I’m for the moment testing a japanese co2 beacon sensor BLE Sensor Kanki AirMier – obniz store that also have 5v from usb.

Since the spec sheet of Sensirion SCD40 (https://sensirion.com/media/documents/C4B87CE6/627C2DCD/CD_DS_SCD40_SCD41_Datasheet_D1.pdf) also contains this:

Average supply current for low power periodic measurement IDD:
VDD = 3.3 V typical 3.2 mA, max 3.5 mA
VDD = 5 V typical 2.8 mA, max 3.0 mA

Would it be possible to just have suitable capacitors taking care of peak current and work with a coin battery? Low power mode allows taking one CO2 measurement per 30 second period which should be fine for a device such as ruuvitag.
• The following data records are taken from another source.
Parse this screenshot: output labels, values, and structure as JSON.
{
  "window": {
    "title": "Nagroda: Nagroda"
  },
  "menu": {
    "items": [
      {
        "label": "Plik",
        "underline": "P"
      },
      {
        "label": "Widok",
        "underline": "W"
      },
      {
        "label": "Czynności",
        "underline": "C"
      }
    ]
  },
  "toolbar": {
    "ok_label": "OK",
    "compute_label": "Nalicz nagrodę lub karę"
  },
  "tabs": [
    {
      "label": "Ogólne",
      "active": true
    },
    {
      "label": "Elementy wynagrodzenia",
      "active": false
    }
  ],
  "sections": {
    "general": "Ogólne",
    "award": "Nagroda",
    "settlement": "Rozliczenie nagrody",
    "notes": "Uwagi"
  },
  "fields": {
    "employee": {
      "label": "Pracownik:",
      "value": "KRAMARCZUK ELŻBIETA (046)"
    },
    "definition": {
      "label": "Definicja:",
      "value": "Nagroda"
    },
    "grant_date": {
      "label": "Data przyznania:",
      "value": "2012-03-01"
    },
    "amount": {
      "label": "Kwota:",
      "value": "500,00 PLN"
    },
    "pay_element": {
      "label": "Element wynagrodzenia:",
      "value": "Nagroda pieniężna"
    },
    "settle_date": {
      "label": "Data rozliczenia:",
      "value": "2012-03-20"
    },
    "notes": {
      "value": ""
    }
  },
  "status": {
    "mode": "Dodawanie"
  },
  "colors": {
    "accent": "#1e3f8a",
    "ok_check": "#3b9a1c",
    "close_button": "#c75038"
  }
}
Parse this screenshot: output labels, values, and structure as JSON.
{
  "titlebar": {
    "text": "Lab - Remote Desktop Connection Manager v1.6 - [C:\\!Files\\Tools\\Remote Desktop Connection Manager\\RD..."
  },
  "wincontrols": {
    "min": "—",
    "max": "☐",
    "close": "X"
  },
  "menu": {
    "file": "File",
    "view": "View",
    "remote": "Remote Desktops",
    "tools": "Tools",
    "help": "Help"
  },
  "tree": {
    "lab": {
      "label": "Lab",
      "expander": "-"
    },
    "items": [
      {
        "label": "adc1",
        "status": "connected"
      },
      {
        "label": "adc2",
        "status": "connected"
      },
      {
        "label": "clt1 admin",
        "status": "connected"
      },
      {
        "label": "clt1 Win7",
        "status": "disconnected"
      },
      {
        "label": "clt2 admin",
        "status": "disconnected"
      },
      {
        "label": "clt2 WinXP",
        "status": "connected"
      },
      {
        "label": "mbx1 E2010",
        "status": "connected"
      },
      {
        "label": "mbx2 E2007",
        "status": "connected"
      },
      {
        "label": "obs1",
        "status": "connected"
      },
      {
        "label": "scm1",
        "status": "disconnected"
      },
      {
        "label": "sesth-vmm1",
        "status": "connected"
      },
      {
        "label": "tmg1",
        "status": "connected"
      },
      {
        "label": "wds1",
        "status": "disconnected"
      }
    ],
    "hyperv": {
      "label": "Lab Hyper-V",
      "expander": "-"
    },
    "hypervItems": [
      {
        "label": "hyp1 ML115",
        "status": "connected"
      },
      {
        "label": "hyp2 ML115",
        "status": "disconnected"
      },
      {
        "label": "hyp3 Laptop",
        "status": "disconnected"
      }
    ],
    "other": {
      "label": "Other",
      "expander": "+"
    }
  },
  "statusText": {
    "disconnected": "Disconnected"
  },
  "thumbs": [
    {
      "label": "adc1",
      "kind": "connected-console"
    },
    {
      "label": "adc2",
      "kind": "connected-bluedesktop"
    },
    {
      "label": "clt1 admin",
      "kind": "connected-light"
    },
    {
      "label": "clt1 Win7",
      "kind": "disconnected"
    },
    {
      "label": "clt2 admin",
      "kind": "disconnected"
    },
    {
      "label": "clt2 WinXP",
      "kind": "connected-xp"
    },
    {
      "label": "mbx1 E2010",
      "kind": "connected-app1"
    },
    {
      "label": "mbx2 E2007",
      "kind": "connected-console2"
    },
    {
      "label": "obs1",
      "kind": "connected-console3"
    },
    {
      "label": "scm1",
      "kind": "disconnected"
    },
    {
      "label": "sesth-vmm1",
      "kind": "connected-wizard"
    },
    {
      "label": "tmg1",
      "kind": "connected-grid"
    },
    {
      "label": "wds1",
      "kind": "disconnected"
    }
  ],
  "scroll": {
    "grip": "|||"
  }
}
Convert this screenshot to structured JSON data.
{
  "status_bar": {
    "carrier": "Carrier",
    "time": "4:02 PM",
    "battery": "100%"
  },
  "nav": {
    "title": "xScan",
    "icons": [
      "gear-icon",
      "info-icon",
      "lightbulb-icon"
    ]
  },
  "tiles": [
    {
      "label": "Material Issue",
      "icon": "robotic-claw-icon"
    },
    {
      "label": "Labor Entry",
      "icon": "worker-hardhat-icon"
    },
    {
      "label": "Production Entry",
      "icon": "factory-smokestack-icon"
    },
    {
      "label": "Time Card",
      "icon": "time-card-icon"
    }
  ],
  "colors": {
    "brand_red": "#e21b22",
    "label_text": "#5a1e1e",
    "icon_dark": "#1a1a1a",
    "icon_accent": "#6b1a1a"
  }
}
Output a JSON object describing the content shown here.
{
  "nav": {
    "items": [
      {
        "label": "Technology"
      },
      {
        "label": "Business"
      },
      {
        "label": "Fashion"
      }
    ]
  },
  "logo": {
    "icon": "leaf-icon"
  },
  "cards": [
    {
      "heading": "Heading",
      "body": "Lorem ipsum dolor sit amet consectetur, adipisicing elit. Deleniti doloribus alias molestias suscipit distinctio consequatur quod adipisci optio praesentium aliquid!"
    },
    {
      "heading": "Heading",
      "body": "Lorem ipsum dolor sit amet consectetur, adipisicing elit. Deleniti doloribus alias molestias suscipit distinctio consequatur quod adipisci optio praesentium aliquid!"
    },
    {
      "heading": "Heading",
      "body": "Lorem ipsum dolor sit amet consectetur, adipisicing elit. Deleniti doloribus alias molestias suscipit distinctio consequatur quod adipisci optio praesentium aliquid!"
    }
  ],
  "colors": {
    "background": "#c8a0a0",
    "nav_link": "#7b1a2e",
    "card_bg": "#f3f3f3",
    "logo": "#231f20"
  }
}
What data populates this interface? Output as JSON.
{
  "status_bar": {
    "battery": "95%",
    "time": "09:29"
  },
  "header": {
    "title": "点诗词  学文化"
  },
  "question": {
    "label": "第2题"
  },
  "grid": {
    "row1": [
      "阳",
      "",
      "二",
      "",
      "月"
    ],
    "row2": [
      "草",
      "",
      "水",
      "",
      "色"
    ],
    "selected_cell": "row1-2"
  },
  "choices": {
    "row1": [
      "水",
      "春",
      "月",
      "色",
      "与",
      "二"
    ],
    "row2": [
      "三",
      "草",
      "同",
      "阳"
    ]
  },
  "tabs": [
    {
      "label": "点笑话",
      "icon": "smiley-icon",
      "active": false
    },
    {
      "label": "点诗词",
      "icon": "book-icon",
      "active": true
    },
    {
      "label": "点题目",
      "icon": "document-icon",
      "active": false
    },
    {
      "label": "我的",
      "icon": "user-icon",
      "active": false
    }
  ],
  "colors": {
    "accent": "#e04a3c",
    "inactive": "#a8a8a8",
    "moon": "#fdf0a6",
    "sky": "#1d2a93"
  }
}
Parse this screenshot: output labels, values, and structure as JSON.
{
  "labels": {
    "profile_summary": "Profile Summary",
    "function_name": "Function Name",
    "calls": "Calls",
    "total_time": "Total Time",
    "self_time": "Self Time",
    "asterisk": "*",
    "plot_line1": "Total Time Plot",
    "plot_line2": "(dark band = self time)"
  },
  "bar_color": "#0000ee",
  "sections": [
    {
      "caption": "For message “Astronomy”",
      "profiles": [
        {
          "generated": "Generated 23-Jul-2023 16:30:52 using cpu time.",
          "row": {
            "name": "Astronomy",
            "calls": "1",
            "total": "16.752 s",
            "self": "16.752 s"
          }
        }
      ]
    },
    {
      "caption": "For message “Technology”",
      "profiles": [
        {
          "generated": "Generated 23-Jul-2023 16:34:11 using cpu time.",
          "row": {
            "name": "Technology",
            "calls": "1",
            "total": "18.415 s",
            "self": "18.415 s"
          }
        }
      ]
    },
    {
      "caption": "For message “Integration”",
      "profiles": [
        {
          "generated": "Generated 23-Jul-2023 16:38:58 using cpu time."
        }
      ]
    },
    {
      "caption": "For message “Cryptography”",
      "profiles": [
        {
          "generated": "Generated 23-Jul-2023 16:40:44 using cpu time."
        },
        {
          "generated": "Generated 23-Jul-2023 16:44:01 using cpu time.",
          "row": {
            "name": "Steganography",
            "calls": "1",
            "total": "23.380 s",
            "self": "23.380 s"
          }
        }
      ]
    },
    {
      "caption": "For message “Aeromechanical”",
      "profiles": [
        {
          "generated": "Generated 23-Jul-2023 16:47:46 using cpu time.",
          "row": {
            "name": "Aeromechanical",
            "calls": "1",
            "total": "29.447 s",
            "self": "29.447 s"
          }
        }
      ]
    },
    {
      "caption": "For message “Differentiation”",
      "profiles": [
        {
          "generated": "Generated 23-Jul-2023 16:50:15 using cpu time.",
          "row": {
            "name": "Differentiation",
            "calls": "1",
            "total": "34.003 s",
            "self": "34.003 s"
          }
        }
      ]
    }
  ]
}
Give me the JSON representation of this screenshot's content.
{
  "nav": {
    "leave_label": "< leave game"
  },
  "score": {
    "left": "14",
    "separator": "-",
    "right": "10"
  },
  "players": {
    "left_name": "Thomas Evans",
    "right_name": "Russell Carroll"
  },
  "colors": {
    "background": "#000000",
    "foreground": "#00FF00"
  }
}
Of course, with a single coin cell battery power source one would still need some kind of DC-DC converter to increase the minimum voltage.

Maybe some future ruuvitag model could use stack of two coin cell batteries to enable sensors like this without DC-DC converter?

However, the data sheet for that sensor also says this (emphasis mine):

VDD and VDDH are used to supply the sensor and must always be kept at the same voltage, i.e. should both be connected to the same power supply. The combined maximum current drawn on VDD and VDDH is indicated in Table 4. Care should be taken to choose a low noise power supply (preferably a low-dropout regulator, LDO, with output ripple of less than 30 mV p-p), which is adequately dimensioned for the relatively large peak currents. Power supply configurations with large transient voltage drops are to be avoided to ensure proper sensor operation.

Powering the peak currents with coin cells is not very practical. Theoretically we could add some supercapacitor to provide the for peak currents, but then we’d need to add circuitry to trickle-charge the supercapacitor and the leakage current of supercapacitor would probably shorten the battery life significantly.

The sensor would be best paired with USB power supply, possibly with a rechargeable battery so the sensor could be disconnected from USB time to time as needed.